Apple is effectively a consumer staple wrapped in technology. Its ecosystem (iPhone, iPad, MacBook) creates high switching costs and customer lock-in, giving it a wide moat. It generates large predictable free cash flows that can be valued reliably. The business is a leader in a market it controls, making it a quality compounder.
Jonathan Wellum CEO & CIO, RockLinc Investment Partners 20:43
Amazon offers hidden value and strong moat.

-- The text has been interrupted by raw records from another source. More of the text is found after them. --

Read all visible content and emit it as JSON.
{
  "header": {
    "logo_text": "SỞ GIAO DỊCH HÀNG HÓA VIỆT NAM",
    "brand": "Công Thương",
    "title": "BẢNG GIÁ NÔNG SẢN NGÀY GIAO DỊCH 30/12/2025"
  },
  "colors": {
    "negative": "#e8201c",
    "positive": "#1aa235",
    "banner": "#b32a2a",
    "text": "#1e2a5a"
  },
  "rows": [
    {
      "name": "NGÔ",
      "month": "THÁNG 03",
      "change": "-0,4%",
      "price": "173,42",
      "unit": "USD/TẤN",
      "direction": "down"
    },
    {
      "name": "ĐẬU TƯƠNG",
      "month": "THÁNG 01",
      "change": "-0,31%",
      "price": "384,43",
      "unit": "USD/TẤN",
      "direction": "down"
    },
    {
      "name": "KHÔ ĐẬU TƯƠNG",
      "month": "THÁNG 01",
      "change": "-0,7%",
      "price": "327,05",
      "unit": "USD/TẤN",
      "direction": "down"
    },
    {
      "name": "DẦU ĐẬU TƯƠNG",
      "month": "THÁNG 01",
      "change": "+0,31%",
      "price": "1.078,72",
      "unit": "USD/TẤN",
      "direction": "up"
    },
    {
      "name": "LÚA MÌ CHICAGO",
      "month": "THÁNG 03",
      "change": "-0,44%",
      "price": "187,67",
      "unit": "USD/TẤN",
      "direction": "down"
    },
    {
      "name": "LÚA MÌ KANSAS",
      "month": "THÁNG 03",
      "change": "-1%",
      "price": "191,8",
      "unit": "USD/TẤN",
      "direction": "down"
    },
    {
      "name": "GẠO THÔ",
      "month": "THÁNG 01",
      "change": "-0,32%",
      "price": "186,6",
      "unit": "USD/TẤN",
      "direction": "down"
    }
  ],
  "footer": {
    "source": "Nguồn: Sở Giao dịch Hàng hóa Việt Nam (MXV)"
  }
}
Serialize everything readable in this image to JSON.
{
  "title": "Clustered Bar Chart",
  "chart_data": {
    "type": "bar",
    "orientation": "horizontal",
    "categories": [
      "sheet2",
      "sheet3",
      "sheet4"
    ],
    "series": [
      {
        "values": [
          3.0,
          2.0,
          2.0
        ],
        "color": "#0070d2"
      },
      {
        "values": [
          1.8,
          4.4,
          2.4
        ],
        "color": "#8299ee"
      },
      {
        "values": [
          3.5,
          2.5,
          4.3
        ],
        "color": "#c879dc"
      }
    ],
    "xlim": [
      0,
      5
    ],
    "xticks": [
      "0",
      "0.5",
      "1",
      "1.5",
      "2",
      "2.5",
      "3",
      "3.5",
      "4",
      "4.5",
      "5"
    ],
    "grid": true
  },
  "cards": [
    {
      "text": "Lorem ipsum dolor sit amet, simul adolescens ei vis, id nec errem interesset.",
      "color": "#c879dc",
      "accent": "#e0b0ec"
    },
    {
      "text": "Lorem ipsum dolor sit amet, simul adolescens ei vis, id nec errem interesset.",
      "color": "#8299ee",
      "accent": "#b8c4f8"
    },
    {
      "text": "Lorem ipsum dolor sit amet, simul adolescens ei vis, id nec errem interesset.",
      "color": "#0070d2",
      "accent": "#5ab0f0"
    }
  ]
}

Amazon is a dominant business with a powerful moat and massive free cash flow. Its reinvestment strategy depresses near-term margins but builds lasting market share. The space ambitions (Blue Origin) are not priced in, offering hidden upside if they succeed. The stock has historically pulled back sharply (e.g. 40–45% in 2022-23), which created buying opportunities, and the current valuation is attractive given its durable growth and ability to raise prices when it wants.
Jonathan Wellum CEO & CIO, RockLinc Investment Partners 23:16
Mercado Libre undervalued, dominant in South America.
Mercado Libre is the leading e-commerce and fintech platform across much of South America, analogous to Amazon but with stronger local dominance. It is currently reinvesting heavily in the business, which depresses near-term earnings and has created a very low valuation. That reinvestment is strengthening its market position and competitive moat, setting the company up for durable long-term growth and the ability to compete with Amazon regionally.
Jonathan Wellum CEO & CIO, RockLinc Investment Partners 25:09
Sprott Inc great commodity play, takeout candidate.
Sprott Inc is a high-quality asset manager that controls a suite of commodity-focused ETFs. It is a superior way to play the commodity space because it captures fee-based revenue at the parent level. Additionally, Sprott possesses one of the best brands in the commodity investment niche, making it an attractive long-term takeout candidate.